Chimney Sweeping For All

The chimney and fireplace is an important staple of a home, providing warmth as well as a unique ambiance that people have enjoyed for centuries. While we have developed them to become incredibly sturdy, chimneys still require (and will benefit from) regular cleanings by trusted professionals. Being able to tell if you need a chimney sweeping can be an arduous task, and with all the detailed minutiae of how a chimney works, it is always a good idea to schedule a cleaning and inspection by someone who knows the ins and out and will do the job right the first time.

EZ Chimney has a long history of providing exceptional care and service to customer’s chimneys; our technicians are not only highly qualified but experienced in cleaning a wide assortment of chimneys and fireplaces.
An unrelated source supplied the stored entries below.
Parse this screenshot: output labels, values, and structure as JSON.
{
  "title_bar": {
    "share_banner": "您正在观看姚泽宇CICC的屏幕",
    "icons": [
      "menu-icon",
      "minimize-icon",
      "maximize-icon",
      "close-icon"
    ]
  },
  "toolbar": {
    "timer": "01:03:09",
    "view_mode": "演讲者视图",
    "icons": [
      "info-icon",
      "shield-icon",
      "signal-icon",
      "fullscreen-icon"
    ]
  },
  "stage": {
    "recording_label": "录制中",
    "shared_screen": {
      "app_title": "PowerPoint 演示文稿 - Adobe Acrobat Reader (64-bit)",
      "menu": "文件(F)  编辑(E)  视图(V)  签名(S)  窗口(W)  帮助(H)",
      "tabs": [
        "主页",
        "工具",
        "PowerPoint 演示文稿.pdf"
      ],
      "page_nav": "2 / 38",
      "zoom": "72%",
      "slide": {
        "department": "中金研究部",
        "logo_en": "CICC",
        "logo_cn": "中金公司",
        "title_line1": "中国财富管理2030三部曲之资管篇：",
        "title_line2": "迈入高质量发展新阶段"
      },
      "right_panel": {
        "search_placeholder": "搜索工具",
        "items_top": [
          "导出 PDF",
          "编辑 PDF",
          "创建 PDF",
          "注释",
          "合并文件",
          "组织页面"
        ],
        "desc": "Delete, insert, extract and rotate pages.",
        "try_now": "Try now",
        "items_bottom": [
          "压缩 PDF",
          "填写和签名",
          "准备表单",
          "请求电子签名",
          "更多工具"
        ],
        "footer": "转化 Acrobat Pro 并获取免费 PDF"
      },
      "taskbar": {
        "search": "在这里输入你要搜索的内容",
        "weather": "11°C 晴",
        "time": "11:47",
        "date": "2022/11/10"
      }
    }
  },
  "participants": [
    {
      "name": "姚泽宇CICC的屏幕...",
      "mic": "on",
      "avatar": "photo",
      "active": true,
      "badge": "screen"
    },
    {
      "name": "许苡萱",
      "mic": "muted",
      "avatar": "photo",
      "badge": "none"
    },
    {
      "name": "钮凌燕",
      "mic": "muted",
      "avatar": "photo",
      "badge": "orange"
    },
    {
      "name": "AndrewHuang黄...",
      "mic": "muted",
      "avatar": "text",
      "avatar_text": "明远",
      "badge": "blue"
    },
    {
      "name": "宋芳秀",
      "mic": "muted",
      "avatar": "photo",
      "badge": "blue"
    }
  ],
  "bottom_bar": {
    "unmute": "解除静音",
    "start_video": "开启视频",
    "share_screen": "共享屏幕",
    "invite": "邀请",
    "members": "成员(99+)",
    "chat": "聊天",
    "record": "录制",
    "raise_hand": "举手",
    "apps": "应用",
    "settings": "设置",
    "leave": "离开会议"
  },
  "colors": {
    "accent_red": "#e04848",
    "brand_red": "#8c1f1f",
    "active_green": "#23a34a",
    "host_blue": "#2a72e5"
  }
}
With that skill and experience, they are experts at cleaning a chimney efficiently with no mess, along with ensuring everything is in working order. In addition, they follow all COVID-19 health guidelines as well as safety protocols for the work they perform. Since chimneys are an integral part of every home, we make sure that you can rest easy knowing your chimney has been inspected and cleaned to the highest standards.